"Que votre oui soit oui, que votre non soit non" (Mt 5,37) - 6ème dimanche du T.A.-A

Publié le par Abbé C. Laffargue

Bulletin dominical du 12 février 2017 (A)                                                  (12ème année)                                                                    6ème dimanche du Temps de l'Année liturgique. Vert.

     LES TEXTES DE LA MESSE

 

     Que votre oui soit oui; que votre non soit non.                                                             (Matthieu 5, 37 – Evangile)

 

     C'est la finale de l'Evangile de ce dimanche, reprise en propres termes par l'apôtre saint Jacques (Jc 5, 12). C'est la suite du long "sermon sur la montagne" qui commence par les Béatitudes (Mt 5, 1-48; 6, 1-34; 7, 1-29). C'est peut-être pour cela qu'il est "saucissonné" entre "lecture brève" et "reprise de lecture brève"! Notre Seigneur insiste sur les commandements de Dieu qui, dans la nouvelle Alliance – et aujourd'hui encore – ne sont pas abrogés (on parle et prêche "d'amour"…Lequel ? Sans obligations, ni de foi, ni de morale): Ne pensez pas que je sois venu abolir la Loi et les Prophètes; je ne suis pas venu abolir, mais accomplir (Mt 5, 17). Et Il se fait pressant et solennel: En vérité (en français)…, pas un seul iota (la plus petite des lettres hébraïques) de la Loi ne disparaîtra jusqu'à ce que tout se réalise (v. 18)

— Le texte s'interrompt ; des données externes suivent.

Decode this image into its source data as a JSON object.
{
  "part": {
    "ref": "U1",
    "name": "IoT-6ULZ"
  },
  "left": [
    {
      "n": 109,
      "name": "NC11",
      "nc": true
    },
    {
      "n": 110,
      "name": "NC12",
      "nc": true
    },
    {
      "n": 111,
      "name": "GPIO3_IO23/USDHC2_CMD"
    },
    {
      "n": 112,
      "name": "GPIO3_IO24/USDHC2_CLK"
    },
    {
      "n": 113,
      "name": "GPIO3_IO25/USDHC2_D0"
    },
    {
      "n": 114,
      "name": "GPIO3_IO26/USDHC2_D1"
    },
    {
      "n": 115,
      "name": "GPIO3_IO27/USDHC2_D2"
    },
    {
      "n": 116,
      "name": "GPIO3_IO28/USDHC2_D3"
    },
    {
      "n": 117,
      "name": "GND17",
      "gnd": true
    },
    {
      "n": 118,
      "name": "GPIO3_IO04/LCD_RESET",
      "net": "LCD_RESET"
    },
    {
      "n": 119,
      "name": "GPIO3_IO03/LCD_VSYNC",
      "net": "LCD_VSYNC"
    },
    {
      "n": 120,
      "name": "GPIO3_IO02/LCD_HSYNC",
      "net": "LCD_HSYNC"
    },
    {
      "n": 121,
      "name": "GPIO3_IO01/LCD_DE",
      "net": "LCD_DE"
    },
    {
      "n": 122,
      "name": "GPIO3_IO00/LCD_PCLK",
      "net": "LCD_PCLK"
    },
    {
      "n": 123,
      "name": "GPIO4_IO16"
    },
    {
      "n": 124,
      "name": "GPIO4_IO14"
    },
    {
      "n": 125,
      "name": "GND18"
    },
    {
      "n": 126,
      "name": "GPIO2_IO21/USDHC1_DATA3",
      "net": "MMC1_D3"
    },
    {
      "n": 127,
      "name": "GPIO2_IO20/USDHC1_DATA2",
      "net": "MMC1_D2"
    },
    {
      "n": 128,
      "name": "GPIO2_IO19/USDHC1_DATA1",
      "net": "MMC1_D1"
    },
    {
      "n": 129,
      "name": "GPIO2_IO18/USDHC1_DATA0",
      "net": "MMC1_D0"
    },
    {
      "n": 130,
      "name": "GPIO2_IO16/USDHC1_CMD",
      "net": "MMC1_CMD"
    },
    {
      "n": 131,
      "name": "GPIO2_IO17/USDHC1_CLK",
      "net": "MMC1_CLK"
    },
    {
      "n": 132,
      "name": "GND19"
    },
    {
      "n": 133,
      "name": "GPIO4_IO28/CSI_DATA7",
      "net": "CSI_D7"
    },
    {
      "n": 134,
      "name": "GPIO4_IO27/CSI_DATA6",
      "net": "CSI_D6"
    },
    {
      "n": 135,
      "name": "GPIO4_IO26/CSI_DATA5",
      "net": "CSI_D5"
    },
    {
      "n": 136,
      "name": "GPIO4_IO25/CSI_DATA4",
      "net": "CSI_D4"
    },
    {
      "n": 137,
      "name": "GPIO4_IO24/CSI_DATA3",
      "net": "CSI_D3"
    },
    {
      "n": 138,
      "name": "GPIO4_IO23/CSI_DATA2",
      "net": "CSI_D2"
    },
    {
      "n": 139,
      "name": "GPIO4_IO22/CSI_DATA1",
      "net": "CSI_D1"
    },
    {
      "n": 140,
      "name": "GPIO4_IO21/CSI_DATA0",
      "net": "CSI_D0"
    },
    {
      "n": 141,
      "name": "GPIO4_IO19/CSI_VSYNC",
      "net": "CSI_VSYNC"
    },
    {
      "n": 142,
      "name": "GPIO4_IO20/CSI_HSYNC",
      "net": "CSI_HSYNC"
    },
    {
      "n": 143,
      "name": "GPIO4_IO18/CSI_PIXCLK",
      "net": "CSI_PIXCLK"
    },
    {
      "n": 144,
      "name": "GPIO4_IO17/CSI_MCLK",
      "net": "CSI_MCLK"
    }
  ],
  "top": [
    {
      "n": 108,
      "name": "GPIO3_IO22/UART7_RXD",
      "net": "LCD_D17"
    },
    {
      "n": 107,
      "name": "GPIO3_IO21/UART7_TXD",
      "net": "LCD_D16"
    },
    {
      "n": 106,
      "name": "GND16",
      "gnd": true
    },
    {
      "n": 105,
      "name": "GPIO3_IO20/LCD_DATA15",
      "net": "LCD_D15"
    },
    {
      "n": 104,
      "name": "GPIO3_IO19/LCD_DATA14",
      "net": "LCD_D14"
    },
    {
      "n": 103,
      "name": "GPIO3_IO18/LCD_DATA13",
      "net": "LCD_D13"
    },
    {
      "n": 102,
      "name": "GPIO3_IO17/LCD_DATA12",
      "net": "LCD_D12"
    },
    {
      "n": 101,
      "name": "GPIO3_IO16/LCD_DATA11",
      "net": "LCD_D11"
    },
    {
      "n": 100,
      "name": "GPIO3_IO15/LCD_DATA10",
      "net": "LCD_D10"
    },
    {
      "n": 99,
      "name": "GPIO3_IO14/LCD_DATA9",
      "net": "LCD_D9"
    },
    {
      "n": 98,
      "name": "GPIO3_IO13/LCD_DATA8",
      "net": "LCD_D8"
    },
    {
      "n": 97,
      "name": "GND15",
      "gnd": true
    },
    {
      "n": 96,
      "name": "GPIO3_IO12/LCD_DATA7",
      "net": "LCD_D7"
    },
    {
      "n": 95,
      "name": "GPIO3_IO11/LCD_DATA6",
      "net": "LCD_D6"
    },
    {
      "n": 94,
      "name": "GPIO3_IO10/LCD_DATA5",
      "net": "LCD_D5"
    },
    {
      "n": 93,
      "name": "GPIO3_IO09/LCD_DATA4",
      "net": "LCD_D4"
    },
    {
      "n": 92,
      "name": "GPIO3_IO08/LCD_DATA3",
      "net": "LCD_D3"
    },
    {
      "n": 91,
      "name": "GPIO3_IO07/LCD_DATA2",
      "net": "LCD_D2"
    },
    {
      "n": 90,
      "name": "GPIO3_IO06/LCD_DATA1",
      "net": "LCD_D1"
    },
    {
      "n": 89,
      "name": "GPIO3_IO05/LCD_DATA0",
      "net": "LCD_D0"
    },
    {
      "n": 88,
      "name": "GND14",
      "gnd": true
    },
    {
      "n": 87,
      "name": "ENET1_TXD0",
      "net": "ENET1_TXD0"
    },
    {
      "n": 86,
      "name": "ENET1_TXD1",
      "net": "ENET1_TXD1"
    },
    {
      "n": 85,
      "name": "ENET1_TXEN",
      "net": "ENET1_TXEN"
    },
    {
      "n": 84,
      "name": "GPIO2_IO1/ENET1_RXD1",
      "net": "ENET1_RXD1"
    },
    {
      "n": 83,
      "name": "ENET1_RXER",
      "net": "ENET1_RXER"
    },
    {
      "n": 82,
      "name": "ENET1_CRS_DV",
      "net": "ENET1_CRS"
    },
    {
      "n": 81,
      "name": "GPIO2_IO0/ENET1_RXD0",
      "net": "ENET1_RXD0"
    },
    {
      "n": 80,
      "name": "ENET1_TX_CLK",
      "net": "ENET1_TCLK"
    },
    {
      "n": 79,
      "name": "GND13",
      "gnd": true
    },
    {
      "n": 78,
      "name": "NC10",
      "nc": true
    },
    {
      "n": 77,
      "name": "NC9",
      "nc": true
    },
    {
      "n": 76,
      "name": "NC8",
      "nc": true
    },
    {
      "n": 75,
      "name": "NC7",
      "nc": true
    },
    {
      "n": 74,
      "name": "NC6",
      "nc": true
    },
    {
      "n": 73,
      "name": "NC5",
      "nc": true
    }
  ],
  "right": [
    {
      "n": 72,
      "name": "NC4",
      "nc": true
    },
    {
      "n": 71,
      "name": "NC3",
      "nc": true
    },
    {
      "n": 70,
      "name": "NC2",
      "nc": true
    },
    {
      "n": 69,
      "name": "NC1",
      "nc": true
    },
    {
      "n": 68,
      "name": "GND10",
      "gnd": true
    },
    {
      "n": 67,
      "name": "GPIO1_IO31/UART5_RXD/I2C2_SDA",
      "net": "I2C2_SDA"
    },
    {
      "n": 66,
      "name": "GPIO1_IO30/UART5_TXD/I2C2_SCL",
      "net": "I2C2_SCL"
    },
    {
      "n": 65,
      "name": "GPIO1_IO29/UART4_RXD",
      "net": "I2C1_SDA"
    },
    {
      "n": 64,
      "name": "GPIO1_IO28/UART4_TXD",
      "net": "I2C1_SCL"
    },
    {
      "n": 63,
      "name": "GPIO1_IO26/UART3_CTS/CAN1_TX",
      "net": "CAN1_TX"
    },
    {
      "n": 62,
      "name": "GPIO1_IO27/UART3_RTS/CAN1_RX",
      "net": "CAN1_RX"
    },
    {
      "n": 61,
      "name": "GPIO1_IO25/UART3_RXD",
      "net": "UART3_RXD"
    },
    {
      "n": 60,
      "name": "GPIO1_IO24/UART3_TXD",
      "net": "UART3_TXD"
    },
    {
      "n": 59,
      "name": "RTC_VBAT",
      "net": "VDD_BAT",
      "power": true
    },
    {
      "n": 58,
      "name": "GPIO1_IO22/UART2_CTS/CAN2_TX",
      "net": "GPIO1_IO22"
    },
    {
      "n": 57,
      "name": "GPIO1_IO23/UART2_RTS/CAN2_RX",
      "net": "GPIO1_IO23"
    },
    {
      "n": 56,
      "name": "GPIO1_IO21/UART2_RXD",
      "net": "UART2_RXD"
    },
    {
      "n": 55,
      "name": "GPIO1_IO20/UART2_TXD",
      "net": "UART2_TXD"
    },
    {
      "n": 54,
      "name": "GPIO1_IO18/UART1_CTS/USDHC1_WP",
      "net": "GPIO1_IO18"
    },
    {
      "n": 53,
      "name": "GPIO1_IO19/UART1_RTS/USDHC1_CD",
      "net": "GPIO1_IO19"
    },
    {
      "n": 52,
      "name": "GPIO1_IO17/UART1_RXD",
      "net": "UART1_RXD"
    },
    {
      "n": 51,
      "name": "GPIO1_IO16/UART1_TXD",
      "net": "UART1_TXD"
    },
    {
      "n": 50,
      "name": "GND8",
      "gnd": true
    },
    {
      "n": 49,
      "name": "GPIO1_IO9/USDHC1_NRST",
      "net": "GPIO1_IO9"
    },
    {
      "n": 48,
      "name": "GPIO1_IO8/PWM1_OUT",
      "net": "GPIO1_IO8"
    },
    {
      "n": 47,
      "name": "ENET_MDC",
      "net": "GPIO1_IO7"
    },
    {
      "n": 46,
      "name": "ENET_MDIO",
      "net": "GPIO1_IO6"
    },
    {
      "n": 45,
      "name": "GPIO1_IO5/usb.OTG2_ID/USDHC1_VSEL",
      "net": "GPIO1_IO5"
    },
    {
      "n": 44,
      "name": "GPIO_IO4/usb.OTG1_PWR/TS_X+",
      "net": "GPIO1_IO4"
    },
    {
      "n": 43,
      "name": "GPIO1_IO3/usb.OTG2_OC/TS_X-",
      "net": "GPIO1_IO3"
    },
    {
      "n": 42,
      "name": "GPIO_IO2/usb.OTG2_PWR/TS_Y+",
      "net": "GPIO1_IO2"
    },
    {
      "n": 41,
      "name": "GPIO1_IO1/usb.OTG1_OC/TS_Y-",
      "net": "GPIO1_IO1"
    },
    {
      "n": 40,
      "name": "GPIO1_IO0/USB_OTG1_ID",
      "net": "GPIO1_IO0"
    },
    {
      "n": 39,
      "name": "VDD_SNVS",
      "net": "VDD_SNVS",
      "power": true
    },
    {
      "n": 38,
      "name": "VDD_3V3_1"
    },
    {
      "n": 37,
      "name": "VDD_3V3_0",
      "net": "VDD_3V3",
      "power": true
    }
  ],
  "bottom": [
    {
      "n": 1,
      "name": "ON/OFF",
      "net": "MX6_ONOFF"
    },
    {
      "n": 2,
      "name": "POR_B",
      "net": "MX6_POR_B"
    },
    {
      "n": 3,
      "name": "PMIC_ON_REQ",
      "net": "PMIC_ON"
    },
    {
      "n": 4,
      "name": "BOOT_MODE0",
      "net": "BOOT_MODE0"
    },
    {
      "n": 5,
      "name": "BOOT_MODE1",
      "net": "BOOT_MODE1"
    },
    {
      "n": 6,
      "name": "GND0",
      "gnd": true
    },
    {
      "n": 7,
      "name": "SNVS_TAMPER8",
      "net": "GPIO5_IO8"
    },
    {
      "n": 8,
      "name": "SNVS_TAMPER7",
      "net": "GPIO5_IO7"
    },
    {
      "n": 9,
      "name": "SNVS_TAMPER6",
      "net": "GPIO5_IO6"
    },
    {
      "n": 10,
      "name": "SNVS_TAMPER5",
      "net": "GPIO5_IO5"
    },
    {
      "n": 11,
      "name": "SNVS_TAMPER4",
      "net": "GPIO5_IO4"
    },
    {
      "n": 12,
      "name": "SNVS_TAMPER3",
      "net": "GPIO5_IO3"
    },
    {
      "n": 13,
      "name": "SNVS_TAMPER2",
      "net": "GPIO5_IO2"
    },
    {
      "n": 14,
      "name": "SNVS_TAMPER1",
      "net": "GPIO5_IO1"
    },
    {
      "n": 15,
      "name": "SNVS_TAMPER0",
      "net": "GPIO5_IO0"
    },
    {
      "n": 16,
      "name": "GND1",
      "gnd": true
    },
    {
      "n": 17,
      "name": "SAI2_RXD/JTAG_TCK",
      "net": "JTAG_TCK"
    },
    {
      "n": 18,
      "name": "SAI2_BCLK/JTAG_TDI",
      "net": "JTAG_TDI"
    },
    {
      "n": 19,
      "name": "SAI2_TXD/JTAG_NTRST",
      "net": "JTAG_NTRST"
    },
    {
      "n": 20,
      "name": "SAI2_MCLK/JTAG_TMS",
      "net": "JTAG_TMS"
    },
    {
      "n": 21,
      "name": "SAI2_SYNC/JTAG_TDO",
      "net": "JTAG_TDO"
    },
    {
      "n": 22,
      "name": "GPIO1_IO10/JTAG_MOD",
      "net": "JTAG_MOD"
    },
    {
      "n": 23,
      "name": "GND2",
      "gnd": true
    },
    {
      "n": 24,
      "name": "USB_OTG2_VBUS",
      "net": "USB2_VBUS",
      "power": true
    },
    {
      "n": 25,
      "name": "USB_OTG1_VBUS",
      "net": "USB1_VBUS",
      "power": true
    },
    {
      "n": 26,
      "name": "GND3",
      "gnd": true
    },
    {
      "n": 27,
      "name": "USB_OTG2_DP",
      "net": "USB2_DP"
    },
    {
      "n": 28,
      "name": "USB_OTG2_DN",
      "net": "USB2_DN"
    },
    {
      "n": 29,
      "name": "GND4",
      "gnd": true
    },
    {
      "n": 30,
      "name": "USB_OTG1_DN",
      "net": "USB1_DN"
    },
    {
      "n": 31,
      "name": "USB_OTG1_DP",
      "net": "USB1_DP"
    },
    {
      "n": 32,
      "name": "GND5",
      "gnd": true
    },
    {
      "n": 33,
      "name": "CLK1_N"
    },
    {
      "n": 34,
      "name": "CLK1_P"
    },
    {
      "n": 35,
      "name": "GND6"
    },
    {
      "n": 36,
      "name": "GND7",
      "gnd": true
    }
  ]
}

Et menaçant: De ce fait, celui qui rejettera (violera traduisent Crampon, la Bible de Jérusalem et Osty) un seul de ces plus petits commandements, et qui enseignera aux hommes à faire de même sera déclaré le plus petit dans le Royaume des cieux…(v. 19) Qu'enseigne-t-on dans les catéchismes actuels transformés en "parcours" ? Dans les "enseignements" divers et variés; dans les prédications et les "homélies" dominicales ?

Le Fils de Dieu durcit même la Loi. Du 5ème commandement (Tu ne tueras pas; Ex 20, 13) le Seigneur va jusqu'à menacer de la géhenne de feu (l'enfer) celui qui se met en colère contre son frère, qui l'insulte (Raca en araméen: crétin !), le traite de fou (vv. 21-22). Avant de présenter ton offrande à l'autel, va d'abord te réconcilier avec lui (vv. 23-24), accorde-toi au plus tôt avec ton adversaire (v. 25). Du péché d'adultère (6ème commandement), il condamne ce péché commis même en pensée (tout homme qui regarde une femme avec convoitise a déjà commis l'adultère avec elle dans son cœur vv. 27-28).

Si l'œil droit entraîne ta chute, arrache-le… Si ta main entraîne ta chute, coupe-la… car il vaut mieux perdre un de tes membres que d'avoir ton corps tout entier précipité dans la géhenne considérée par les juifs eux-mêmes comme le symbole de l'enfer. (vv. 29-30)

De même pour le jurement (2ème commandement) (vv. 33-36).

    Que votre oui soit oui; que votre non soit non (v. 37 et Jc 5,12). C'est la radicalité de l'Evangile, car Dieu vomit les tièdes (Apoc 3, 15-16, message à l'Eglise de Laodicée).

Ce n'est pas la sagesse du monde, l'esprit de ceux qui dirigent le monde, et qui vont à leur destruction. Ceux qui ont crucifié le Seigneur de gloire. C'est, au contraire, la sagesse du mystère de Dieu, révélé par son Esprit (Saint Paul aux chrétiens de Corinthe, 1 Cor 2; 6, 8, 10 – IIème lecture).

Le Sage Ben Sira nous le dit: Si tu le veux, tu peux observer les commandements, il dépend de ton choix de rester fidèle. La vie et la mort sont proposés aux hommes, l'une et l'autre leur est donnée selon leur choix. La sagesse de Dieu est grande, fort est son pouvoir… Ses regards sont tournés vers ceux qui Le craignent…                                                                                                (Si 15; 15, 17-19 – Ière lecture)

     Tu es béni, Père, Seigneur du ciel et de la terre, tu as révélé aux tout-petits les mystères du Royaume !        (Verset de l'Alleluia)

                                                                                                                                oAbbé Christian LAFFARGUE.